Melinda Telli, MD, Associate Professor of Medical Oncology, Stanford University School of Medicine, opened the workshop by addressing the use of the postneoadjuvant setting to accelerate drug development.

Dr. Telli discussed opportunities to study circulating tumor DNA (ctDNA) across the cancer continuum. Detectable ctDNA post-treatment is a strong predictor of breast cancer recurrence, she said. Detection of ctDNA positivity provides an opportunity to treat patients at the time of molecular relapse prior to development of overt clinical relapse.

The first trial to prospectively assess minimal residual disease (MRD)-directed therapy in early-state triple-negative breast cancer is cTRAK-TN, and it has significant implications for future investigations.

“This is a cautionary tale,” she said, “that this approach, which it makes a lot of sense, may be more complicated than we may have thought in terms of trying to find the patients and offer the intervention.”

Opportunities for MRD in early breast cancer are many, she said, but there are also many unanswered questions, including what the important endpoints are for future clinical trials.

Dawn Hershman, MD, MS, American Cancer Society Professor of Medicine and Epidemiology and Director of Breast Oncology, Herbert Irving Comprehensive Cancer Center, Columbia University Medical Center, took the podium to discuss how to measure and improve drug adherence in clinical trials.

Lack of adherence results in huge avoidable costs to the health care system, with estimates of $300 billion spent each year because of issues such as hospitalizations, emergency room visits and premature death.

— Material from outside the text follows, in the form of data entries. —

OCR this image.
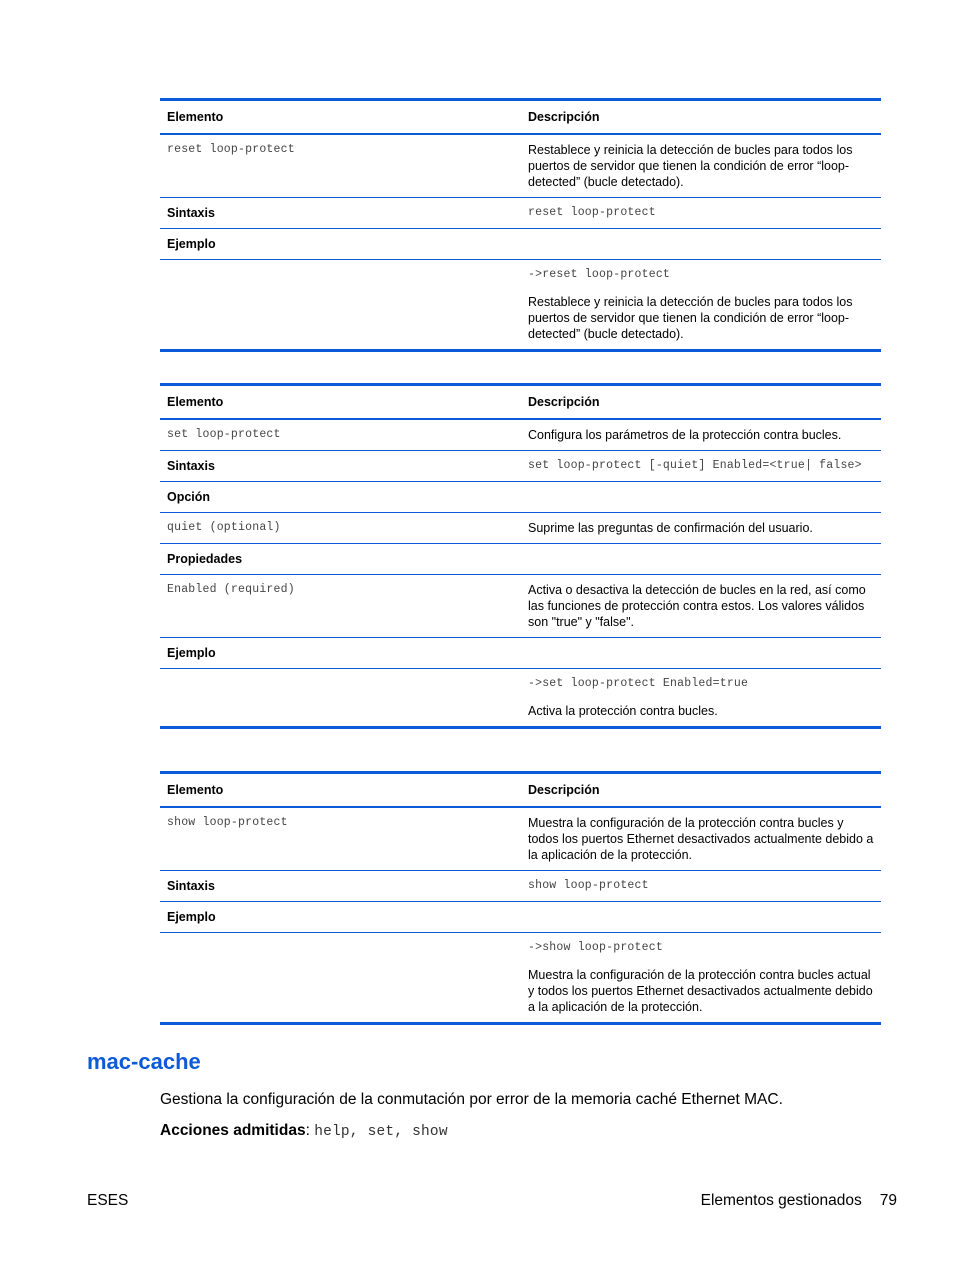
Elemento	Descripción
reset loop-protect	Restablece y reinicia la detección de bucles para todos los puertos de servidor que tienen la condición de error “loop-detected” (bucle detectado).
Sintaxis	reset loop-protect
Ejemplo	

	->reset loop-protect
Restablece y reinicia la detección de bucles para todos los puertos de servidor que tienen la condición de error “loop-detected” (bucle detectado).
Elemento	Descripción
set loop-protect	Configura los parámetros de la protección contra bucles.
Sintaxis	set loop-protect [-quiet] Enabled=<true| false>
Opción	
quiet (optional)	Suprime las preguntas de confirmación del usuario.
Propiedades	
Enabled (required)	Activa o desactiva la detección de bucles en la red, así como las funciones de protección contra estos. Los valores válidos son "true" y "false".
Ejemplo	

	->set loop-protect Enabled=true
Activa la protección contra bucles.
Elemento	Descripción
show loop-protect	Muestra la configuración de la protección contra bucles y todos los puertos Ethernet desactivados actualmente debido a la aplicación de la protección.
Sintaxis	show loop-protect
Ejemplo	

	->show loop-protect
Muestra la configuración de la protección contra bucles actual y todos los puertos Ethernet desactivados actualmente debido a la aplicación de la protección.
mac-cache

Gestiona la configuración de la conmutación por error de la memoria caché Ethernet MAC.

Acciones admitidas: help, set, show

ESES	Elementos gestionados 79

For the treatment of breast cancer, endocrine therapies have remained a critical component of care for early stage and advanced disease. Despite the proven efficacy, adherence to therapy is suboptimal, Dr. Hershman said.

The reasons for non-adherence to hormonal therapy are multifactorial. Barriers to compliance include patient-, physician-, medication- and system-related variables, and poor compliance is usually associated with a combination of these factors. Side effects are the number one reason patients don’t take their medicine, she said, but there are a slew of other factors.

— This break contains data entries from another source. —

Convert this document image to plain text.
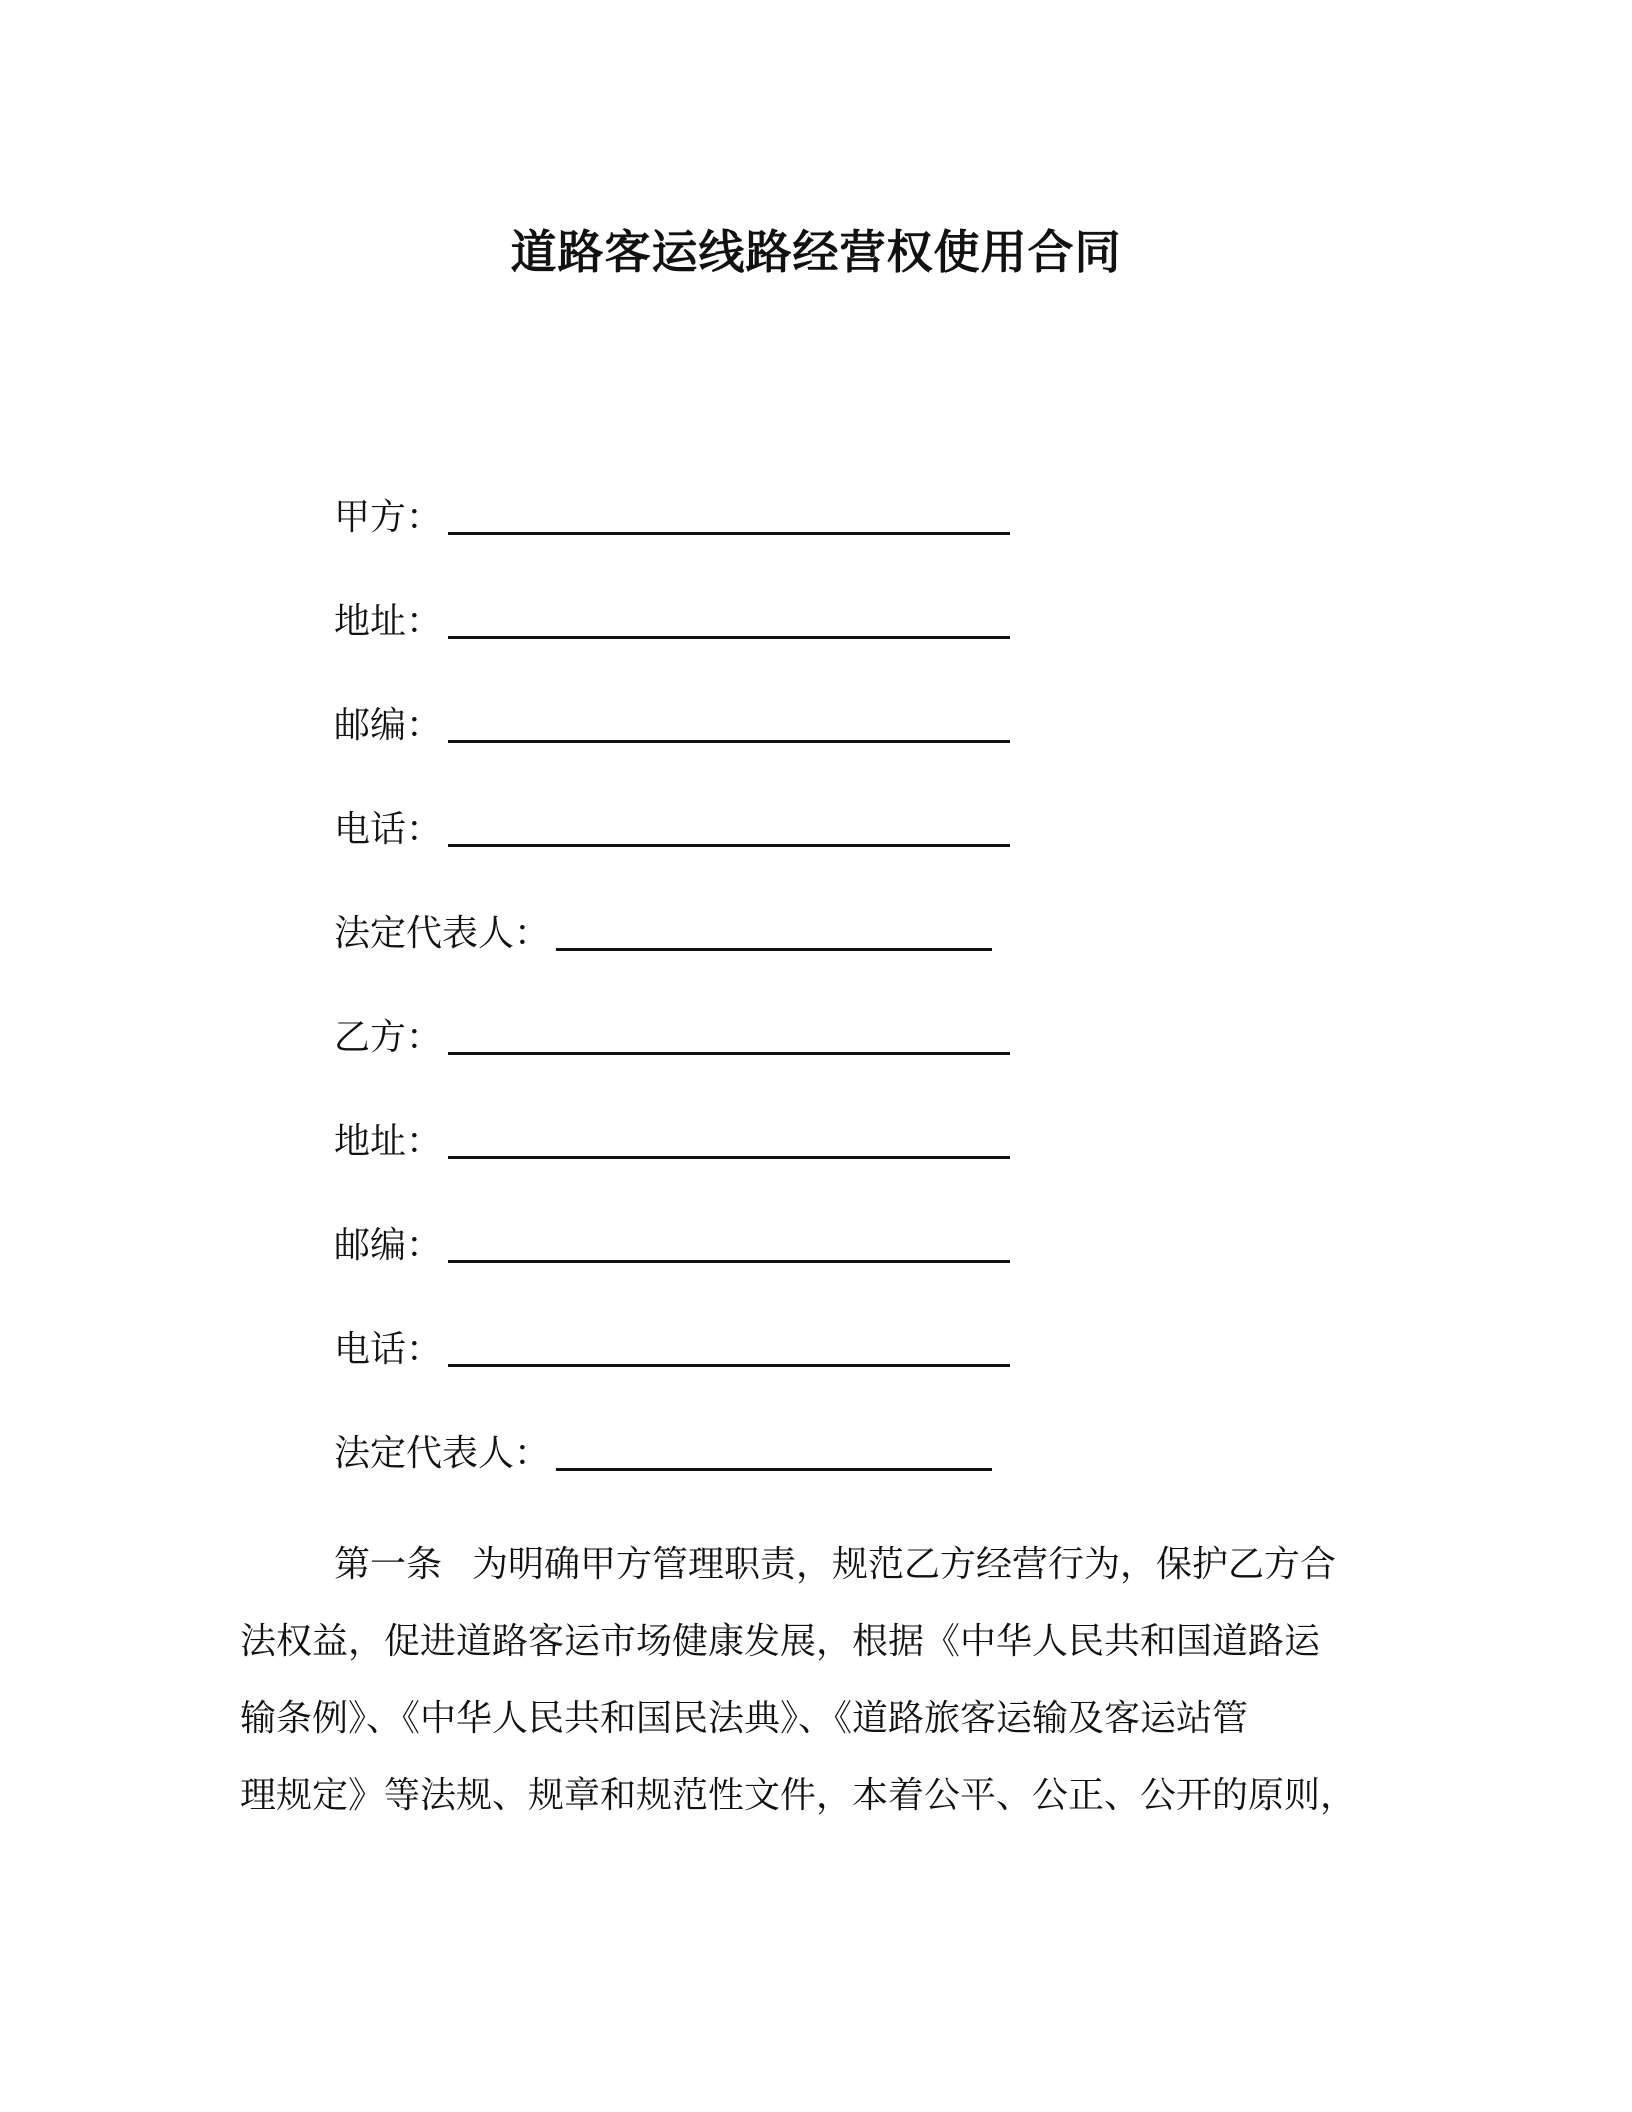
道路客运线路经营权使用合同
甲方：
地址：
邮编：
电话：
法定代表人：
乙方：
地址：
邮编：
电话：
法定代表人：
第一条 为明确甲方管理职责，规范乙方经营行为，保护乙方合
法权益，促进道路客运市场健康发展，根据《中华人民共和国道路运
输条例》、《中华人民共和国民法典》、《道路旅客运输及客运站管
理规定》等法规、规章和规范性文件，本着公平、公正、公开的原则，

She gave examples of programs that aimed to improve adherence, from text messaging to smartphone technology.

“Adherence is something we need to pay attention to as we design clinical trials going forward,” Dr. Hershman said. “We need to build on behavioral change intervention, because if patients make small changes, we may be able to make a big impact on health.”

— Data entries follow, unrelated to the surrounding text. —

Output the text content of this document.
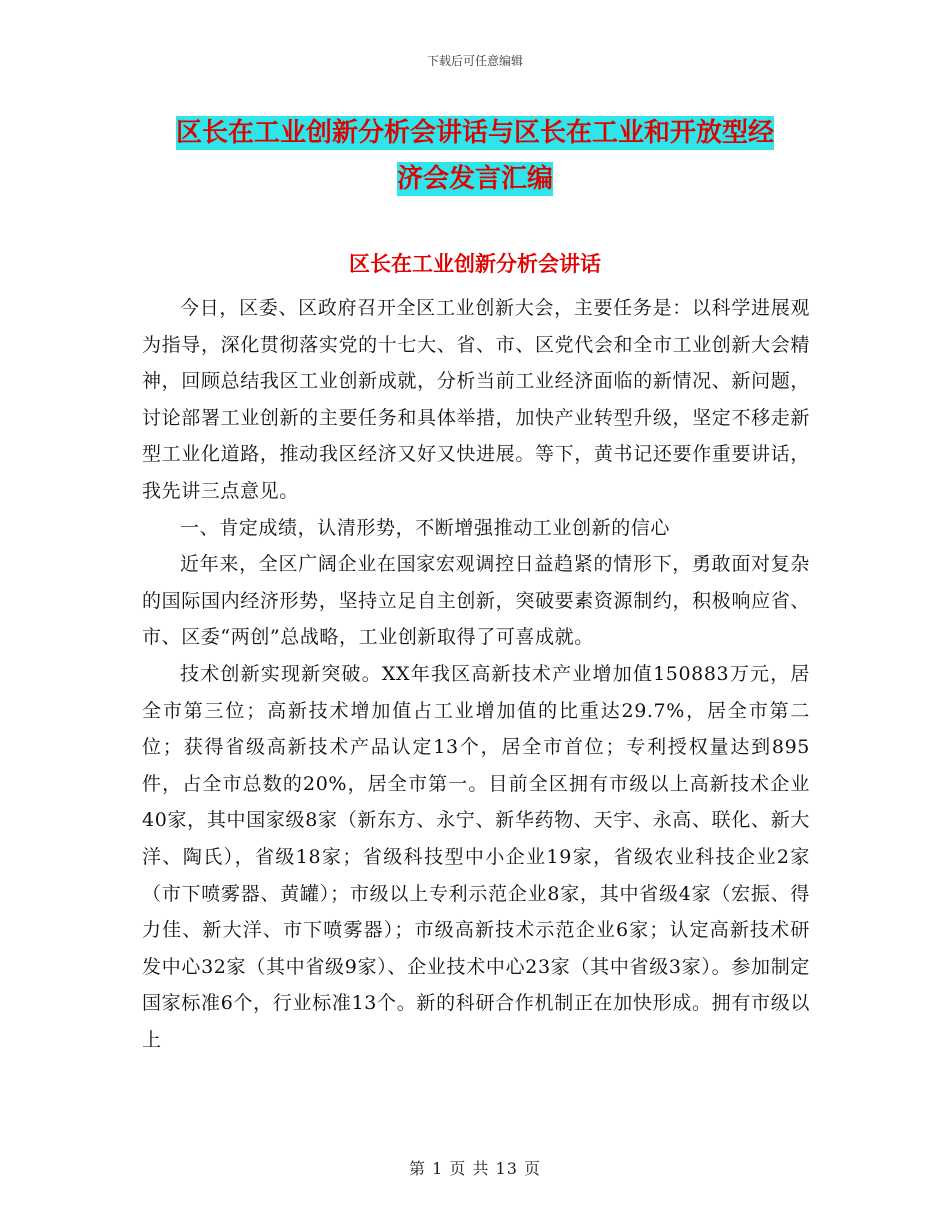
下载后可任意编辑
区长在工业创新分析会讲话与区长在工业和开放型经
济会发言汇编
区长在工业创新分析会讲话

今日，区委、区政府召开全区工业创新大会，主要任务是：以科学进展观为指导，深化贯彻落实党的十七大、省、市、区党代会和全市工业创新大会精神，回顾总结我区工业创新成就，分析当前工业经济面临的新情况、新问题，讨论部署工业创新的主要任务和具体举措，加快产业转型升级，坚定不移走新型工业化道路，推动我区经济又好又快进展。等下，黄书记还要作重要讲话，我先讲三点意见。

一、肯定成绩，认清形势，不断增强推动工业创新的信心

近年来，全区广阔企业在国家宏观调控日益趋紧的情形下，勇敢面对复杂的国际国内经济形势，坚持立足自主创新，突破要素资源制约，积极响应省、市、区委“两创”总战略，工业创新取得了可喜成就。

技术创新实现新突破。XX年我区高新技术产业增加值150883万元，居全市第三位；高新技术增加值占工业增加值的比重达29.7%，居全市第二位；获得省级高新技术产品认定13个，居全市首位；专利授权量达到895件，占全市总数的20%，居全市第一。目前全区拥有市级以上高新技术企业40家，其中国家级8家（新东方、永宁、新华药物、天宇、永高、联化、新大洋、陶氏），省级18家；省级科技型中小企业19家，省级农业科技企业2家（市下喷雾器、黄罐）；市级以上专利示范企业8家，其中省级4家（宏振、得力佳、新大洋、市下喷雾器）；市级高新技术示范企业6家；认定高新技术研发中心32家（其中省级9家）、企业技术中心23家（其中省级3家）。参加制定国家标准6个，行业标准13个。新的科研合作机制正在加快形成。拥有市级以上

第 1 页 共 13 页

Nabihah Tayob, PhD, Co-Director of Biostatistics and Computational Biology at Dana-Farber Cancer Institute, started off her review of statistical considerations for precision medicine by showing how precision medicine has an impact on the cancer continuum.

“The goal of precision medicine is to right-size our treatment for each individual patient,” Dr. Tayob said. “We want to give them enough of a clinical intervention that their survival will improve, but not too much that it impacts their quality of life.”

She gave a definition of biomarkers, the biological molecules that signify a normal or abnormal process, and said that evaluating biomarkers and how they will be used in a study, and on whom, are essential.

“It’s important to ask, ‘What’s the current clinical practice? How is this biomarker going to change that?’ That helps us decide the various factors we need to be considering,” Dr. Tayob said. “The decision-making always involves trade-offs.”

Most importantly, she said, precision medicine is a team science approach.  

“We need all inputs from all sides to make sure that we are keeping our focus on patient outcomes,” Dr. Tayob said.

Thelma Brown, BSc, patient advocate with the University of Alabama, Birmingham, looked closely at ways to bring trials to all patients. For many reasons, patients are not aware what trials are, or that they are available, and often they are used as a last resort for treatment.

Patient education is important across the cancer continuum, she said.

“Imagine if you were dropped into a foreign country, not knowing the culture or language, and you were expected to thrive,” Brown said, “That’s what we’re doing to cancer patients. No knowledge or context for the cancer system.”

She looked at limited clinical trial access and awareness across several cohorts: patients who are African American, Hispanic and Latinx, rural, elderly, and male. But she acknowledged that for the most part, none of this is new, and a new model is needed to better serve all patients. “Awareness means nothing without a moral imperative,” Brown said. “It is morally, ethically, and scientifically the right thing to do. We need a new model, because this one is insufficient.”